На другой день она проводила меня по Сухулукской до железной дороги.
Подарила мне маленький медальон на цепочке, сама повесила на шею и застегнула.
«Там записка, потом посмотришь» В поезде я раскрыл крохотный листок. «Иди смело,
ты много сделаешь в жизни, твоя Ли».
Любовь окрылила, а жизнь загнала в клетку.
26
Прошло три года. Я приехал во Фрунзе и пришел к Маше Чирковой – проводи
меня… Зима, январь, но день теплый, подтаивал и растекался грязный снег. Пошли с
Машей на Пионерскую. «Как ты возмужал, Ваня, как ты изменился! У нас тут слух
прошел, будто ты в самолете сгорел на Дальнем Востоке. Лилю видели в публичке, она
сидела и плакала. Тебя похоронили. А Лиля говорит: пусть, его действительно больше
нет, есть Женя, никому не известный». У нее теперь тоже, наверное, другая фамилия,
оба мы поменяли.
«Ваня, Ваня, я так верила, что вы будете вместе! Все верили. Какие вы были
счастливые». – «Ладно, Маша, расскажи, как ты живёшь? От женихов, небось, отбоя
нет?» – «Не говори, я их всех посылаю и посылаю. Ой, не представляю, как вы
встретитесь!» Таяло, деревья мокрые, грязные, голые, с гор тянуло студеной влагой.
Прошел автобус, выдавливая из-под колес веер грязной воды. Такая бурная оттепель, а
неделю назад холод стоял собачий, в Алма-Ате до 25 градусов ниже нуля.
«Ваня, Ваня, я так верила», – с легким упрёком повторила Маша. Наверное, ей не
нравится Лилино замужество. Вон и знакомый дом, длинный дувал, сырой и темный
поверху. Я остался на углу, а Маша пошла в дом. Она должна была подготовить Лилю,
сначала вокруг да около, а потом и прямо: ты не против, если я вам устрою встречу?
Можно через год, но можно и сейчас. А я ждал, смотрел на оплывший проём в дувале,
не прозевать бы момент ее появления. Когда-то мы читали с ней вслух: «Сюда приедет
через много лет тот, кто в своих мальчишеских тревогах найдет обратный позабытый
след всего, что растерял он на дорогах». Это я растерял, но след не позабытый.
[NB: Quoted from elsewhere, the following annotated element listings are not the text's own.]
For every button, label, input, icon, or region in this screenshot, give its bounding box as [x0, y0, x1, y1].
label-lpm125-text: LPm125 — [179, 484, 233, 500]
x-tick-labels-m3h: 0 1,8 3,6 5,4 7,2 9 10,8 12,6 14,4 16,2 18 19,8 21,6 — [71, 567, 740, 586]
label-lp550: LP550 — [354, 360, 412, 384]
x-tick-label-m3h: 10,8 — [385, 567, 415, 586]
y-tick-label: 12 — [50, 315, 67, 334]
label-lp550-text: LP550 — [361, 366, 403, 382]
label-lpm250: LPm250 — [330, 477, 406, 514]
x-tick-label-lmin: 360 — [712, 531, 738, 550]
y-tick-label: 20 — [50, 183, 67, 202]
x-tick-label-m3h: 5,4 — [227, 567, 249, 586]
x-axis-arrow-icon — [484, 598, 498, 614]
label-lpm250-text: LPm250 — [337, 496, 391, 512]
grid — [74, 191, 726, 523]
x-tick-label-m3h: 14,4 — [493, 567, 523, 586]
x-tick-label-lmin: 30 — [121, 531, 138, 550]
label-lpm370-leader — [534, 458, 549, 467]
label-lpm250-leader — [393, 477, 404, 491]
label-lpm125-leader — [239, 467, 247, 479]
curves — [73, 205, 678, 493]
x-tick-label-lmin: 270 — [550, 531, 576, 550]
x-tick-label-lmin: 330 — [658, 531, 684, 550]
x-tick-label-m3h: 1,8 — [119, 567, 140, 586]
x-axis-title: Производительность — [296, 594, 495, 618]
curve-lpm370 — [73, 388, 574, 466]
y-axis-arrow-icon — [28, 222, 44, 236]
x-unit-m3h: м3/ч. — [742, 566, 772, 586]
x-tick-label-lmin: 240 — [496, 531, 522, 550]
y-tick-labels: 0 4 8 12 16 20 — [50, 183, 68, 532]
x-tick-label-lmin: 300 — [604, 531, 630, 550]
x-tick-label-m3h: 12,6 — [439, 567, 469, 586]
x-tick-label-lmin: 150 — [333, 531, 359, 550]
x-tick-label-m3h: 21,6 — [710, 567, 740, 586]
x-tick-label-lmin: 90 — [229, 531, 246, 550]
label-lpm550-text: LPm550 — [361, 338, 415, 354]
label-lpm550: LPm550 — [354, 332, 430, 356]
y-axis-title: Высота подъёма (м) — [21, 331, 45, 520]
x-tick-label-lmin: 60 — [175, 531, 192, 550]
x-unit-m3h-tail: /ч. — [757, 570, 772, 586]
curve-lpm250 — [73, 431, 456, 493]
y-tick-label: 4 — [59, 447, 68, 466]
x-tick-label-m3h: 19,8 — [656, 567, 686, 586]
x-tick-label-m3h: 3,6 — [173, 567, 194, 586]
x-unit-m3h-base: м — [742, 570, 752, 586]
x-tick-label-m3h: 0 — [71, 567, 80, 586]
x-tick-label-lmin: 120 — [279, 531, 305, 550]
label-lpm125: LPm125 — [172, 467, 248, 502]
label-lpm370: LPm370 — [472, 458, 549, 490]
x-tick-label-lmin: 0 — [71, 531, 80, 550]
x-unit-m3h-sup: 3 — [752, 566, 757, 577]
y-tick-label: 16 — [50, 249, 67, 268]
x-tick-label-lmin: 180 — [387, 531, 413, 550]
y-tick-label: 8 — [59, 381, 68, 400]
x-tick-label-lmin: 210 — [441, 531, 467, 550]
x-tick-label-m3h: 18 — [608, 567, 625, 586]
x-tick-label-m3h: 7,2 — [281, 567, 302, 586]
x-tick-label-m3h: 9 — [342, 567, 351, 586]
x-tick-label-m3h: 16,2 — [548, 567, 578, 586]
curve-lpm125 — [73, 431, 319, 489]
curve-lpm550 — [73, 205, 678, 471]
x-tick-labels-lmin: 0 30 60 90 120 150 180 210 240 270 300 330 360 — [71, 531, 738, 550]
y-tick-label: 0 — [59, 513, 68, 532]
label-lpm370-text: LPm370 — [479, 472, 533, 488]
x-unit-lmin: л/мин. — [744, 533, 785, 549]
Появилась… Я думал, она будет долго, тщательно собираться, но оказалось, нет,
просто влезла в пальто, какое-то поношенное, возможно, материно, накинула платок
темно-вишневый, кажется, прежний. Песня у нас была в девятом классе про темно-
вишневую шаль. Изменилась. Заметно… Нельзя сказать, что похорошела. И чем-то
занята, озабочена. Три года прошло и четыре месяца. «Здравствуй, не знаю, как тебя
называть». – «Здравствуй, Лиля». Пожали руки как мальчик и девочка. Смотрим друг
другу в глаза, веря и не веря, что встретились. «Надолго в наши края?» – «Нет…»
Маша постояла, сурово глядя на меня, вздохнула почти со стоном и пошла, не
оглядываясь. И мы пошли, побрели по безлюдной Сухулукской в сторону от ее дома.
Долго молчали. «Встретились, и поговорить не о чем, да? – сказала она с усмешкой. –
Как ты живешь? Учишься?» – «На третьем курсе, в медицинском». – «Ты летом сюда
приезжал?» Приезжал тайком, как тать в ночи, жил три дня, не выходя из дома. «А я
летом иду с работы, и вдруг нашло – вот открою дверь, а ты за столом сидишь. Матери
сказала, она сердится: хватит детство вспоминать, у тебя муж».
Я гадал, как она мне об этом скажет, какими словами? Это же неслыханно – у
Лили муж. А она просто сказала, мимоходом, обыденно. «Ты по-прежнему не Иван?
Привык к своей фамилии?» Я кивнул. «И не вернёшься к прежней?» А как? Да и
зачем? Новое имя, старое имя… Что доблестного я успел совершить, будучи Иваном?